Monday, March 01, 2010

Ohio's pain is Atlanta's gain

By Dan Chapman

The Atlanta Journal-Constitution
6:02 p.m. Monday, February 22, 2010

First up was NCR, the famed, 125-year-old cash register company that moved its headquarters from Dayton, Ohio, to Duluth last June.

Then came Fischbein, which announced in July that Suwanee, not Cleveland, would be the site for a new production line.

Finally, earlier this month, aluminum can maker Novelis quit Cleveland and moved its North American headquarters to Buckhead.

For those keeping score: Atlanta 3, Ohio 0.

And that’s just in the last eight months.

Poaching business from the Rust Belt isn’t a new phenomenon. Midwest companies have been heading to the Sun Belt for decades to take advantage of balmy weather, tax breaks and non-union workers.

But the quantity, and quality, of the relocations augurs well for Atlanta. NCR, Novelis and Newell Rubbermaid moved headquarters – and hundreds of well-paid, white-collar jobs – from the Midwest to Atlanta, burnishing the city’s reputation as a corporate magnet.

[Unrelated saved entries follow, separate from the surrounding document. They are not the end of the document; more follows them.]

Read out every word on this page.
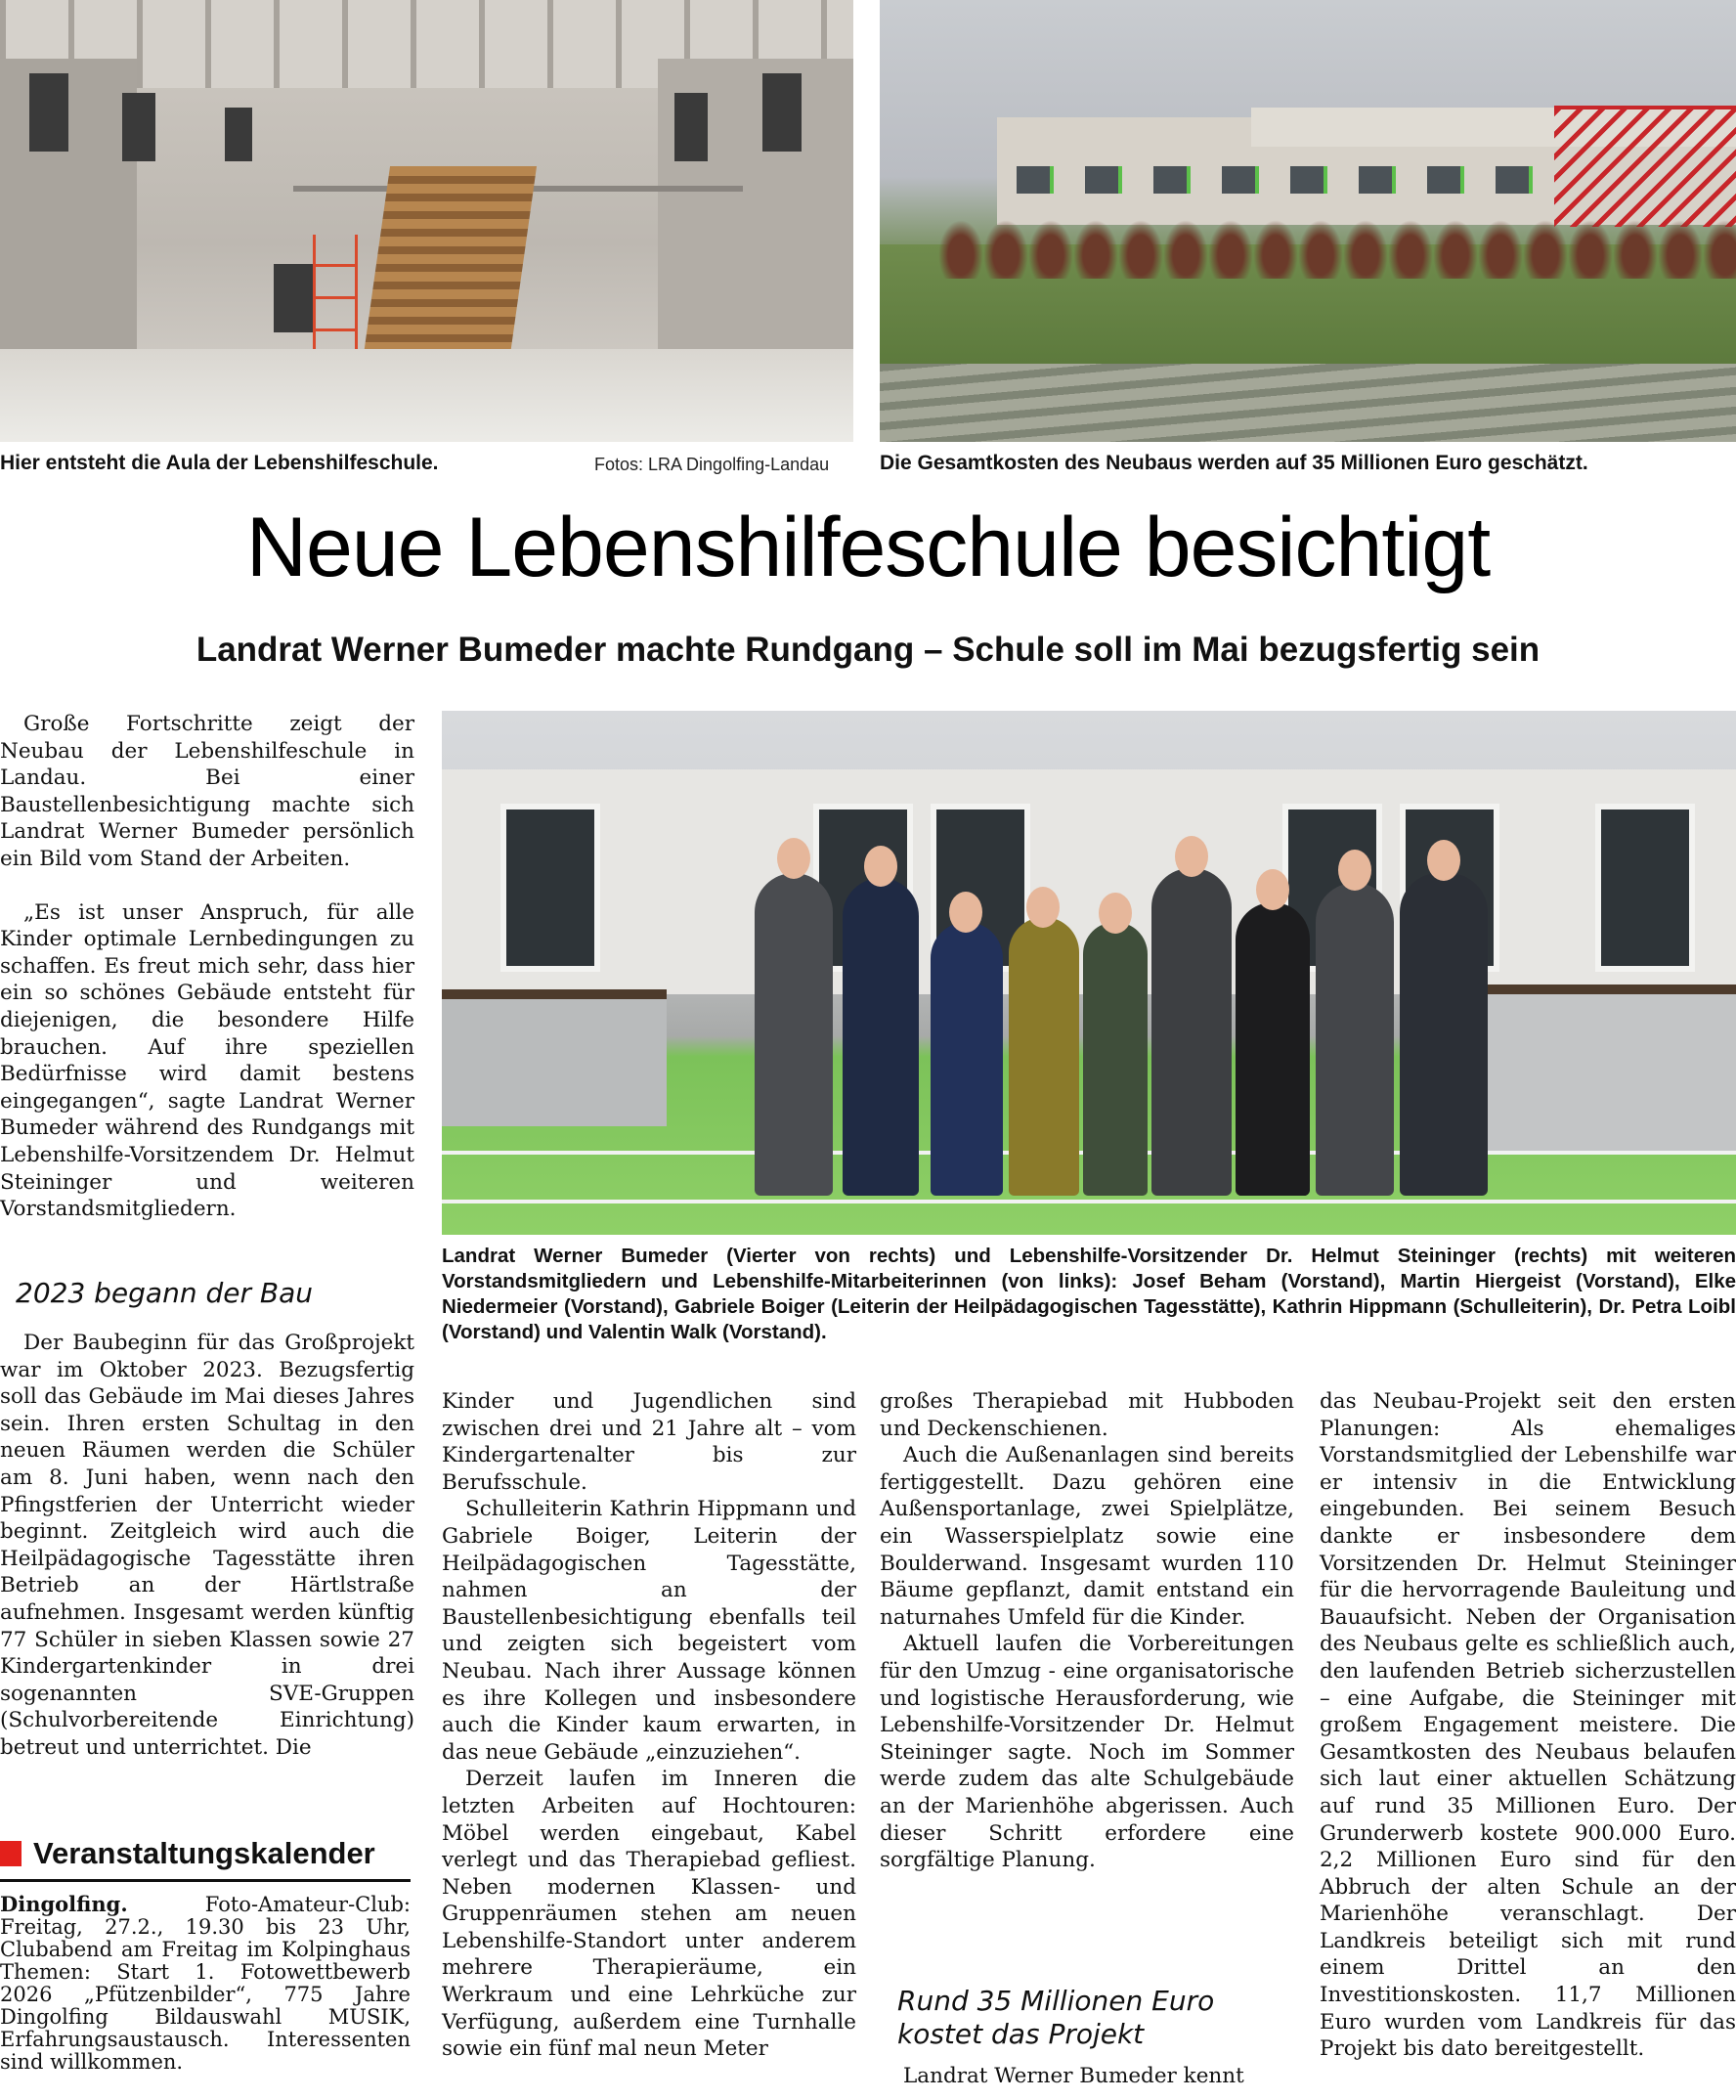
Hier entsteht die Aula der Lebenshilfeschule.	Fotos: LRA Dingolfing-Landau Die Gesamtkosten des Neubaus werden auf 35 Millionen Euro geschätzt.
Neue Lebenshilfeschule besichtigt
Landrat Werner Bumeder machte Rundgang – Schule soll im Mai bezugsfertig sein
Landrat Werner Bumeder (Vierter von rechts) und Lebenshilfe-Vorsitzender Dr. Helmut Steininger (rechts) mit weiteren Vorstandsmitgliedern und Lebenshilfe-Mitarbeiterinnen (von links): Josef Beham (Vorstand), Martin Hiergeist (Vorstand), Elke Niedermeier (Vorstand), Gabriele Boiger (Leiterin der Heilpädagogischen Tagesstätte), Kathrin Hippmann (Schulleiterin), Dr. Petra Loibl (Vorstand) und Valentin Walk (Vorstand).

Große Fortschritte zeigt der Neubau der Lebenshilfeschule in Landau. Bei einer Baustellenbesichtigung machte sich Landrat Werner Bumeder persönlich ein Bild vom Stand der Arbeiten.

„Es ist unser Anspruch, für alle Kinder optimale Lernbedingungen zu schaffen. Es freut mich sehr, dass hier ein so schönes Gebäude entsteht für diejenigen, die besondere Hilfe brauchen. Auf ihre speziellen Bedürfnisse wird damit bestens eingegangen“, sagte Landrat Werner Bumeder während des Rundgangs mit Lebenshilfe-Vorsitzendem Dr. Helmut Steininger und weiteren Vorstandsmitgliedern.

2023 begann der Bau

Der Baubeginn für das Großprojekt war im Oktober 2023. Bezugsfertig soll das Gebäude im Mai dieses Jahres sein. Ihren ersten Schultag in den neuen Räumen werden die Schüler am 8. Juni haben, wenn nach den Pfingstferien der Unterricht wieder beginnt. Zeitgleich wird auch die Heilpädagogische Tagesstätte ihren Betrieb an der Härtlstraße aufnehmen. Insgesamt werden künftig 77 Schüler in sieben Klassen sowie 27 Kindergartenkinder in drei sogenannten SVE-Gruppen (Schulvorbereitende Einrichtung) betreut und unterrichtet. Die

Veranstaltungskalender
Dingolfing.	Foto-Amateur-Club: Freitag, 27.2., 19.30 bis 23 Uhr, Clubabend am Freitag im Kolpinghaus Themen: Start 1. Fotowettbewerb 2026 „Pfützenbilder“, 775 Jahre Dingolfing Bildauswahl MUSIK, Erfahrungsaustausch. Interessenten sind willkommen.

Kinder und Jugendlichen sind zwischen drei und 21 Jahre alt – vom Kindergartenalter bis zur Berufsschule.

Schulleiterin Kathrin Hippmann und Gabriele Boiger, Leiterin der Heilpädagogischen Tagesstätte, nahmen an der Baustellenbesichtigung ebenfalls teil und zeigten sich begeistert vom Neubau. Nach ihrer Aussage können es ihre Kollegen und insbesondere auch die Kinder kaum erwarten, in das neue Gebäude „einzuziehen“.

Derzeit laufen im Inneren die letzten Arbeiten auf Hochtouren: Möbel werden eingebaut, Kabel verlegt und das Therapiebad gefliest. Neben modernen Klassen- und Gruppenräumen stehen am neuen Lebenshilfe-Standort unter anderem mehrere Therapieräume, ein Werkraum und eine Lehrküche zur Verfügung, außerdem eine Turnhalle sowie ein fünf mal neun Meter

großes Therapiebad mit Hubboden und Deckenschienen.

Auch die Außenanlagen sind bereits fertiggestellt. Dazu gehören eine Außensportanlage, zwei Spielplätze, ein Wasserspielplatz sowie eine Boulderwand. Insgesamt wurden 110 Bäume gepflanzt, damit entstand ein naturnahes Umfeld für die Kinder.

Aktuell laufen die Vorbereitungen für den Umzug - eine organisatorische und logistische Herausforderung, wie Lebenshilfe-Vorsitzender Dr. Helmut Steininger sagte. Noch im Sommer werde zudem das alte Schulgebäude an der Marienhöhe abgerissen. Auch dieser Schritt erfordere eine sorgfältige Planung.

Rund 35 Millionen Euro kostet das Projekt

Landrat Werner Bumeder kennt

das Neubau-Projekt seit den ersten Planungen: Als ehemaliges Vorstandsmitglied der Lebenshilfe war er intensiv in die Entwicklung eingebunden. Bei seinem Besuch dankte er insbesondere dem Vorsitzenden Dr. Helmut Steininger für die hervorragende Bauleitung und Bauaufsicht. Neben der Organisation des Neubaus gelte es schließlich auch, den laufenden Betrieb sicherzustellen – eine Aufgabe, die Steininger mit großem Engagement meistere. Die Gesamtkosten des Neubaus belaufen sich laut einer aktuellen Schätzung auf rund 35 Millionen Euro. Der Grunderwerb kostete 900.000 Euro. 2,2 Millionen Euro sind für den Abbruch der alten Schule an der Marienhöhe veranschlagt. Der Landkreis beteiligt sich mit rund einem Drittel an den Investitionskosten. 11,7 Millionen Euro wurden vom Landkreis für das Projekt bis dato bereitgestellt.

In all, 43 Midwestern companies have established headquarters, warehouses, distribution centers, factories, branch offices or testing labs across the region since 1999, according to the Metro Atlanta Chamber. Ohio alone has shipped 20 of those companies or their units down Interstate 75. Only three other states -- California, Florida and Texas -- have been more generous toward Atlanta.

“We don’t have a ‘Target Ohio’ strategy,” said Hans Gant, a top Chamber recruiter. “And we’ don’t really say to the Rust Belt: ‘Come to the New South.’ We always target companies that have essentially out-grown their current locations. As companies become global players their needs change dramatically.”

While the loss of NCR, in particular, sticks in Ohio officials’ craws, they outwardly profess no strong animus toward business-stealing Atlanta.

“No one company moving from one place to another is a body blow,” Mark Barbash, chief economic development officer for the state of Ohio, said Monday. “Everybody looks at Ohio as the Rust Belt; we have to get rid of that impression. The whole national economy is in transition.”

Every relocation, of course, is different. Fischbein found cheaper accommodations for a new factory to make packaging equipment. Novelis’ global headquarters was already located in Atlanta; it made logistical sense for the North American headquarters to follow.

NCR – the Fortune 500 relocation coup of the year – chose Gwinnett for numerous reasons, according to CEO Bill Nuti and others. Hundreds of NCR employees already had white-collar jobs in Duluth and blue-collar ones in Columbus. A research tie-in with Georgia Tech was crucial. And Georgia and local communities gave the ATM maker $109 million in incentives to seal the deal.

Georgia business recruiters downplay state-specific targeting. Gant, for example, says corporate research, trade shows, site-selection consultants and cold-calling potential recruits around the country and the globe introduce prospects to Atlanta.

The state’s economic development department, for example, runs business-recruitment offices in Pennsylvania and California but not Ohio. Gant and Ken Stewart, the state’s economic development commissioner, travel extensively. Stewart, reluctantly, acknowledged he has visited Ohio “a few times” since becoming commissioner in January 2007.

“That’s no more than anywhere else,” he said. “We go where the companies are and where the opportunities are. State lines don’t matter. Country lines don’t matter. We’ll always be calling on new customers in order to keep the pipeline flowing.”

Ohio officials were miffed when NCR left Dayton for Atlanta. Barbash was more subdued Monday.

“We think Atlanta is a fine community,” he said. “Contrary to some, we don’t subscribe to the idea that economic development ought to be a zero-sum game. We don’t take the approach (of) stealing companies from one place or another.”

Barbash points to Ohio’s No. 4 spot in Site Selection Magazine’s 2009 ranking of best business climates as proof that, despite recent defections, Ohio remains a good place to do business. Georgia ranked No. 8.

Still, there’s no getting around that Ohio's loss has helped cushion Atlanta's recessionary pain.

“Obviously, it’s nice to know more Ohioans and Midwestern folks are settling down here, but when I start thinking about the economic well-being of my home state, I do have concerns,” said Shawn Murnahan, president of Ohio State University's growing alumni and booster club in Atlanta. “But if other Midwesterners are following me down here, it could be a good move for them.”